Only a week has passed since Boulder's historic rainfall began flooding Boulder County, but now, the Greek community is multi-task mode as chapters are not only preparing to recruit new members, but also pitching in with efforts to help clean up the community — both inside and outside of the chapters.

"Fraternities are spread out in mixed communities amongst multiple family apartments, so it's more of a neighbor-to-neighbor effort," said Marc Stine, Greek advocate at CU-Boulder. "The Interfraternity Chapter is here to help."

Since fraternity members are required to volunteer hours to the community, the Interfraternity Council decided on Wednesday to reward the men who lend a hand to flood victims and emergency situations by doubling each hour served.

"It is to encourage fraternities to get more man-power on the streets," said Stine.
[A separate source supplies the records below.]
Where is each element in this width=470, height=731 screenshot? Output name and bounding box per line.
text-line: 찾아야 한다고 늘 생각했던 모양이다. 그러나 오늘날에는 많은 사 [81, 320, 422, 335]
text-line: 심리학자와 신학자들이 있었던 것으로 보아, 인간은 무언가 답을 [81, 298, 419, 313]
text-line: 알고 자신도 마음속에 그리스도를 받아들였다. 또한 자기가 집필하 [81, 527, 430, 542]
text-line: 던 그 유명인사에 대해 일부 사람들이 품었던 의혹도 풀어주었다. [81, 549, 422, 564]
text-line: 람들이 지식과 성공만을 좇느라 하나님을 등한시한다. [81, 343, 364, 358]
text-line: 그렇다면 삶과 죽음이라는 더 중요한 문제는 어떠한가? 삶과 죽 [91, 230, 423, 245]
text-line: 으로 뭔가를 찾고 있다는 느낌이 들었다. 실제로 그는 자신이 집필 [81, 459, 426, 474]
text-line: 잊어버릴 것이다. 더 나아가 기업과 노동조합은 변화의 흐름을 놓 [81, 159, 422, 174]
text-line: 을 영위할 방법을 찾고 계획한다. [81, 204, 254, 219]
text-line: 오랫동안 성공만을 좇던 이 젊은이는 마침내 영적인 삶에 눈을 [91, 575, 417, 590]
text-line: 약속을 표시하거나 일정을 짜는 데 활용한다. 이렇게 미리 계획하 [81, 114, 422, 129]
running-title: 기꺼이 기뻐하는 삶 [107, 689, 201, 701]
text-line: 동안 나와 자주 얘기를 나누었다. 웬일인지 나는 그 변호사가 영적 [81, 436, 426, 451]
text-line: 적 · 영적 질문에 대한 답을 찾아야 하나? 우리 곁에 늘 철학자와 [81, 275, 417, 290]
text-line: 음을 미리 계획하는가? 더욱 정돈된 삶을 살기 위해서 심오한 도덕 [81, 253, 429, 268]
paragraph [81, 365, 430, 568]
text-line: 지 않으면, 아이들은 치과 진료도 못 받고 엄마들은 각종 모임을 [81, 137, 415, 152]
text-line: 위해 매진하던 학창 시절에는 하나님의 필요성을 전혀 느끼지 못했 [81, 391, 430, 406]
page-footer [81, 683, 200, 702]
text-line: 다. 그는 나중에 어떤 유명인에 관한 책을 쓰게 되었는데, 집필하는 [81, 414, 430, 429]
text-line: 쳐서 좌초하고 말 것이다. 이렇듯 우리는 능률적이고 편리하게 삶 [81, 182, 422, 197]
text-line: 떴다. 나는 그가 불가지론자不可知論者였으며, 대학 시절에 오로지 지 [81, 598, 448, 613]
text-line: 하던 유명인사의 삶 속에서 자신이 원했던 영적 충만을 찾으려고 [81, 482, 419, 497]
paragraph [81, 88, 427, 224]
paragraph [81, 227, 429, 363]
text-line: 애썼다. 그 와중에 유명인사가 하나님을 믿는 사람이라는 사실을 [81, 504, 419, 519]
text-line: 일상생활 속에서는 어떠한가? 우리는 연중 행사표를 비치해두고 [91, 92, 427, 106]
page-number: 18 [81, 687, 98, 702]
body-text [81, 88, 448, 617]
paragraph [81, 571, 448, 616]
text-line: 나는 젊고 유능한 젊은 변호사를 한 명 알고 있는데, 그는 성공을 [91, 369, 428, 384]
On Wednesday, members of the Gamma-Tau chapter of Kappa Sigma walked along various streets on University Hill in search of neighbors who needed assistance. The members said they went door-to-door offering assistance and shoveled mud from underneath cars.

In addition to manual labor, Stine said fraternity chapters are offering financial support to victims of the flood. Each member is donating $2, which will then be matched by $1 from the IFC. Stine said all proceeds, totalling about $3,500, will be donated to the Ron Stump Emergency Fund through the university.

Although the IFC is leading the Greek community to volunteer efforts, Stine said that each fraternity and sorority is making its own attempts at assisting those in need.

Freshman pedge prospects from left, Seth Gergel and Xavier Rashotsky introduce themselves to Tau Kappa Epsilon junior Corbin Robson during a CU fraternity
Freshman pedge prospects from left, Seth Gergel and Xavier Rashotsky introduce themselves to Tau Kappa Epsilon junior Corbin Robson during a CU fraternity meet-and-greet held at The Sink in Boulder on Thursday, September 19, 2013. (Kira Horvath/ Daily Camera) (Kira Horvath)

And while flood relief has taken the front seat for the Greek community, Stine said the IFC is still focusing on rush week.